Carbon Pricing Leadership Coalition and Carbon War Room called for shipping’s financial institutions to begin analysing and managing the risks created by the shipping industry’s imminent decarbonisation, during a global Maritime Forum roundtable in London.
With the launch of the report ‘Preparing shipping banks for climate change: How can internal carbon pricing help ship-financing banks in risk management?’, the two organisations suggested that the industry unites around a global standard for maritime-specific climate risk assessments.
The report highlights the drivers of decarbonisation of shipping markets. The drivers include the International Maritime Organization’s (IMO) plans to adopt regulations for reducing emissions from shipping and the possibility of shipping being brought into the EU’s Emissions Trading Scheme (ETS), both from 2023, and science-based targets initiatives that could also apply pressure from outside the maritime sector to reduce emissions. The report also emphasizes the role that the Paris Agreement could play in depressing demand for the transport of key commodities like petroleum products and coal.

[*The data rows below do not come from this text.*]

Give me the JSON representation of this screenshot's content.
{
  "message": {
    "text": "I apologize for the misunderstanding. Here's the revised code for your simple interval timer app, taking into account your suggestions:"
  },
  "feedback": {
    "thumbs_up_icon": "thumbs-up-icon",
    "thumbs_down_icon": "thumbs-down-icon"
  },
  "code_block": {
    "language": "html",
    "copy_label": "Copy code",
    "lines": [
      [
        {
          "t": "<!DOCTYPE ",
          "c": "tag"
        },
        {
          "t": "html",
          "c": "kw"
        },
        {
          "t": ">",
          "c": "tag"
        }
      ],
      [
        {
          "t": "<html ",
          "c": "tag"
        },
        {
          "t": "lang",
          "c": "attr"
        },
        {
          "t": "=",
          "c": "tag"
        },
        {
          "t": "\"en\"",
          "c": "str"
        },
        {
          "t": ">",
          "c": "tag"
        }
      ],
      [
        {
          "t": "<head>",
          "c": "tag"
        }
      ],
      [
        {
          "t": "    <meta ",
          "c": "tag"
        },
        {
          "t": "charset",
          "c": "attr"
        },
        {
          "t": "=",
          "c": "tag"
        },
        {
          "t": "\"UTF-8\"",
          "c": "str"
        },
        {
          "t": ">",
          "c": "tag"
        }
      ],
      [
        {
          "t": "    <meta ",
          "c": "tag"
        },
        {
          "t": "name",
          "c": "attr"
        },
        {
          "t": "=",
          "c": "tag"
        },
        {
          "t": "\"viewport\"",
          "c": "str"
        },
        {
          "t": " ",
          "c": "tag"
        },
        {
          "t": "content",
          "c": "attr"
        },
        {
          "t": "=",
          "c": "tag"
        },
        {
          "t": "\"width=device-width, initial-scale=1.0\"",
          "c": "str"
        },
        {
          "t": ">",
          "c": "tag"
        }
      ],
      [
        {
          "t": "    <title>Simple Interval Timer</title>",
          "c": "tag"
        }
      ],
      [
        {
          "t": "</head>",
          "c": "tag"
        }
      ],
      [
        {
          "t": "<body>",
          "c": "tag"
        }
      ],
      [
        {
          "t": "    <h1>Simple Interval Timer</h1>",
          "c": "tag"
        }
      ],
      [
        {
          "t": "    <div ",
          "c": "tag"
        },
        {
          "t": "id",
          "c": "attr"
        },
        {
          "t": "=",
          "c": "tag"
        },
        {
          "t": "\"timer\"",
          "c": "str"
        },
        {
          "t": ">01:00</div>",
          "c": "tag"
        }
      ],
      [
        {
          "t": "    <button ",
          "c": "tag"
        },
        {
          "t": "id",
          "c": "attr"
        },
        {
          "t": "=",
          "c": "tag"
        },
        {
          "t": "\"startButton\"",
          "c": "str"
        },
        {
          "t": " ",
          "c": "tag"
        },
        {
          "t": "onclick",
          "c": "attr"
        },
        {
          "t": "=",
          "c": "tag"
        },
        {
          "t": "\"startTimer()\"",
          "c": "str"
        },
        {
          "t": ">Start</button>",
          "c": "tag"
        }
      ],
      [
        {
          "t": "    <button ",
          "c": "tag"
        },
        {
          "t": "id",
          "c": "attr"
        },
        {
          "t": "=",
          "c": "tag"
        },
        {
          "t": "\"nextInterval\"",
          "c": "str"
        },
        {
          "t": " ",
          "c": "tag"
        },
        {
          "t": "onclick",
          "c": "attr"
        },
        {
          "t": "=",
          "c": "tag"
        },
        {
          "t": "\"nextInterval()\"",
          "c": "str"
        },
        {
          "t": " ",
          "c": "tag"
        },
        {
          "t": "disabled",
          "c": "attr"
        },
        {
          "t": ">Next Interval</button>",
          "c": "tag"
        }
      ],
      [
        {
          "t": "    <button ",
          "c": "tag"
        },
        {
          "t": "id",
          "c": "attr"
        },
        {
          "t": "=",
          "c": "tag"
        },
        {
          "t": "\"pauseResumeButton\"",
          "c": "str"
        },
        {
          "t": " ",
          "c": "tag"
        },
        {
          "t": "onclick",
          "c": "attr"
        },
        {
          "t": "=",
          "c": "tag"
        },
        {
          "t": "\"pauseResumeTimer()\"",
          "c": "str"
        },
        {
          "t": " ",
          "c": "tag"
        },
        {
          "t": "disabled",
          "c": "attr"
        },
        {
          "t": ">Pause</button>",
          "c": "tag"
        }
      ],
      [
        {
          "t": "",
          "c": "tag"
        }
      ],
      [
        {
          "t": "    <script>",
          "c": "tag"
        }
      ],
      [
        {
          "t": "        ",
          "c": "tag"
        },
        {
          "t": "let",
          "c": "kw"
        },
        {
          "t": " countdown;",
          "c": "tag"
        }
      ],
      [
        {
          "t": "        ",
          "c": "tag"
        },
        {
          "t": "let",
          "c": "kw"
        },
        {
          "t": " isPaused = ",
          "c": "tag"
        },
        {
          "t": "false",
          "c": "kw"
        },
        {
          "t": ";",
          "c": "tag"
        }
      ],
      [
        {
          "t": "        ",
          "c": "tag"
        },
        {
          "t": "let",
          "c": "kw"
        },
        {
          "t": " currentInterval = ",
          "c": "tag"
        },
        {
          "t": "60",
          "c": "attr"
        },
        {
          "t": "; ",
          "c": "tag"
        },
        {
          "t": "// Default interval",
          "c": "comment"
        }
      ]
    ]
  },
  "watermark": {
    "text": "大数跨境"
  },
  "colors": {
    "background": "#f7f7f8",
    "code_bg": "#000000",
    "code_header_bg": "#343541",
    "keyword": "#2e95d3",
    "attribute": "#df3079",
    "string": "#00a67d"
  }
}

Moreover, the report suggests that the shipping industry begin to consider methods, such as internal carbon pricing or other shipping industry-appropriate tools, to analyse the potential climate-exposed finance that is part of the existing $355.25 billion global loan book as well as new investments. The report concludes that to overcome key barriers to achieving this, it is in the interest of financiers to move together in creating a global standard for maritime-specific climate risk assessments.
This report is the latest step in Carbon War Room’s work with key partners to ensure that the industry’s financiers support a successful decarbonisation of the shipping industry.
The report builds on the February 2017 research paper by UMAS and Carbon War Room “Navigating Decarbonisation: An approach to evaluate shipping’s risks and opportunities associated with climate change mitigation policy,” which suggests climate transition pathways pose risks to the banks that hold $400 billion of global shipping debt. Adding that, with the onset of climate policies as soon as 2023, there will be a need for significant capital investment to keep vessels competitive.